Johann Baptist Grossinger or János Keresztély Grossinger (in Hungarian form) (27 September 1728 – 2 January 1803) was an Austro-Hungarian Jesuit priest and naturalist. He served as a professor of language, philosophy and theology at Jesuit schools in Trnava, Košice, Trenčín, Győri, Vienna, Skalica, and Bratislava. He wrote several encyclopedic works on natural history in the region.
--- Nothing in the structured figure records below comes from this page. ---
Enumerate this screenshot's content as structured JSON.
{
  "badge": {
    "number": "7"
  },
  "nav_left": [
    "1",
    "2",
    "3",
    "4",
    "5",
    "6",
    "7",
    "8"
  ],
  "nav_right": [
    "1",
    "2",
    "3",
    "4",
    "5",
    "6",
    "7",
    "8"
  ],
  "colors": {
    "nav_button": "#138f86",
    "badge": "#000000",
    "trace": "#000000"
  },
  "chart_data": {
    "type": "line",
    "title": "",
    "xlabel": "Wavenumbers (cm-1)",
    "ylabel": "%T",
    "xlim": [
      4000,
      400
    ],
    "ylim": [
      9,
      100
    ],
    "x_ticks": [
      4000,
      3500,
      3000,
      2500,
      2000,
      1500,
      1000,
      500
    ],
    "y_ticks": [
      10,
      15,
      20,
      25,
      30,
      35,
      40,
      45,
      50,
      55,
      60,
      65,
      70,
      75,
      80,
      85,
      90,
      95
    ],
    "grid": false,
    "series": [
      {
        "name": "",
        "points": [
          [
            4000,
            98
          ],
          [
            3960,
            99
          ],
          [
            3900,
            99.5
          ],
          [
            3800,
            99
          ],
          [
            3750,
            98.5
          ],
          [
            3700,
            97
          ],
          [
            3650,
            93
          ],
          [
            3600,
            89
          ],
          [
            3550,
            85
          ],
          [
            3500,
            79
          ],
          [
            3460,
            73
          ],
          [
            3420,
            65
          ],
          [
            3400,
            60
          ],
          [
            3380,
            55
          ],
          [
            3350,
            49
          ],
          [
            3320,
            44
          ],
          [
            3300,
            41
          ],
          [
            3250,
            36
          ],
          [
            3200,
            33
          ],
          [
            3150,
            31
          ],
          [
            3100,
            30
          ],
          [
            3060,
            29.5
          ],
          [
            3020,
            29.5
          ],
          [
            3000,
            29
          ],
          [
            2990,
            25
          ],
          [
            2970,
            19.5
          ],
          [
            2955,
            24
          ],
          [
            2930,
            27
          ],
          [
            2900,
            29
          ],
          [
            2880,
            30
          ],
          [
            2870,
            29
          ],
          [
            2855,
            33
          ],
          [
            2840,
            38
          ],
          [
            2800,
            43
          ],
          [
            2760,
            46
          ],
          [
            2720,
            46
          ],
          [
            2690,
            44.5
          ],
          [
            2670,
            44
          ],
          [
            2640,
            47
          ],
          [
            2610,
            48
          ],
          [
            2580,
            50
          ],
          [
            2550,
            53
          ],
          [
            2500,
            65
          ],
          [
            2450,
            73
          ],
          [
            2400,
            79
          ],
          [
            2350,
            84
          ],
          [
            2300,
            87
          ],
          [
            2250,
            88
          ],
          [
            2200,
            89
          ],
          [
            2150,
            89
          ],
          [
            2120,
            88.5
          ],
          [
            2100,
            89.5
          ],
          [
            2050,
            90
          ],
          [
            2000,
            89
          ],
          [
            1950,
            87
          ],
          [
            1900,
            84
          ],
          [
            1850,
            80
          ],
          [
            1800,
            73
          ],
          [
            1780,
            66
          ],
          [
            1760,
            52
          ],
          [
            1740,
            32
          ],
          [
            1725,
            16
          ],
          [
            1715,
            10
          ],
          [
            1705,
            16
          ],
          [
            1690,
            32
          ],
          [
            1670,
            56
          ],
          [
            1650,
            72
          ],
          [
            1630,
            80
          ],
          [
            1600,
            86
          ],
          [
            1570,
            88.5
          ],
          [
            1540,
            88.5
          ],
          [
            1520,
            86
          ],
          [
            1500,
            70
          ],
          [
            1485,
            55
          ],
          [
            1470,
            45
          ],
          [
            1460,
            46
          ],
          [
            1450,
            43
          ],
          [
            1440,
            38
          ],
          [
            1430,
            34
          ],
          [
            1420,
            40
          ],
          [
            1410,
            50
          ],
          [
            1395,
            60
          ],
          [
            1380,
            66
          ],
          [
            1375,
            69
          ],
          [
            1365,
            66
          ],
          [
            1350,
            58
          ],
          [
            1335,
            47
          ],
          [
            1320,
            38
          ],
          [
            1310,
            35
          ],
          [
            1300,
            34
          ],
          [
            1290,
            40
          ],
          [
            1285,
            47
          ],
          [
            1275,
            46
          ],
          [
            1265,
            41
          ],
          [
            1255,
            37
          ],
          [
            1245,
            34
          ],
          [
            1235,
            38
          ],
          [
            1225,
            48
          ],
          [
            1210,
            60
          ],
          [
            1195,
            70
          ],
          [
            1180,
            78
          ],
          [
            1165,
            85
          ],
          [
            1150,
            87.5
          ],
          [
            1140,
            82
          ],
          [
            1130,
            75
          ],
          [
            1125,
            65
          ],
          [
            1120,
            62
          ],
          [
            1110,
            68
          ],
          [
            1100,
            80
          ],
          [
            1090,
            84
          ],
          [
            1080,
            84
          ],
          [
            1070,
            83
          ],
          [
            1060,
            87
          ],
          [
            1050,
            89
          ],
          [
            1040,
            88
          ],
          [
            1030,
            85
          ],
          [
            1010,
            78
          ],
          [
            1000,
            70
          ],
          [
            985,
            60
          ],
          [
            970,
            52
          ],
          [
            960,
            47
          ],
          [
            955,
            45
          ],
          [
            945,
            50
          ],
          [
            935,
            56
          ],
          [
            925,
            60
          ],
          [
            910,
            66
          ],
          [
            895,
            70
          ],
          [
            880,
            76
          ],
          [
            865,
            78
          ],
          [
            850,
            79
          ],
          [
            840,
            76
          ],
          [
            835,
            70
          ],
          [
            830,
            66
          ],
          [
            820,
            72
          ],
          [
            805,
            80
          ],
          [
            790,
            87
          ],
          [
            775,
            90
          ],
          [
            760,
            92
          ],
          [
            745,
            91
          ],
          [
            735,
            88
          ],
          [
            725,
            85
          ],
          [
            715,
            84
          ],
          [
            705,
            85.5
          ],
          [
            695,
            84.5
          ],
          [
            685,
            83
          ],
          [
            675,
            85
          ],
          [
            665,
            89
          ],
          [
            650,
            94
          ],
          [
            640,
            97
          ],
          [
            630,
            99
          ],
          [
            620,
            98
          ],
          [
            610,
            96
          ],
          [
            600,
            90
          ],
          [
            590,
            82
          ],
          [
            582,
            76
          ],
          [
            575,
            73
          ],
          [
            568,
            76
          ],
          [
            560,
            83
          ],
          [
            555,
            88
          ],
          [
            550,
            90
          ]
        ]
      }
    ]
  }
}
Grossinger was born in Komárno and went to school in Raab before he joined the Society of Jesus at the age of 17. He studied philosophy at Graz and then theology at Nagyszombat (Tyrnau). He took his vows in 1762 and then became a teacher and chaplain serving in a number of places. He was prefect of the seminary in Nagyszombat and then a teacher of linguistics. He taught in Trenčín from 1767. In 1769-70 he was at Košice. From 1771 to 1773, following the dissolution of the Jesuit Order, he was a chaplain for the Haller regiment in Italy. From 1780 he was pastor at his hometown where he died in 1803. During his spare time he studied natural history and collected specimens many of which were held in the Košice Museum. In 1783 he wrote Dissertatio de terrae motibus regni Hungariae and from 1793 to 1797 he wrote a five volume Universa historia physica regni Hungariae, secundum tria naturae regna digesta which covered the birds, fish, insects and plants of Hungary. He also dealt with microscopic organisms suggesting that vinegar was formed by worms. The fifth book covered trees while the fourth dealt with insects. He described the life history of insects.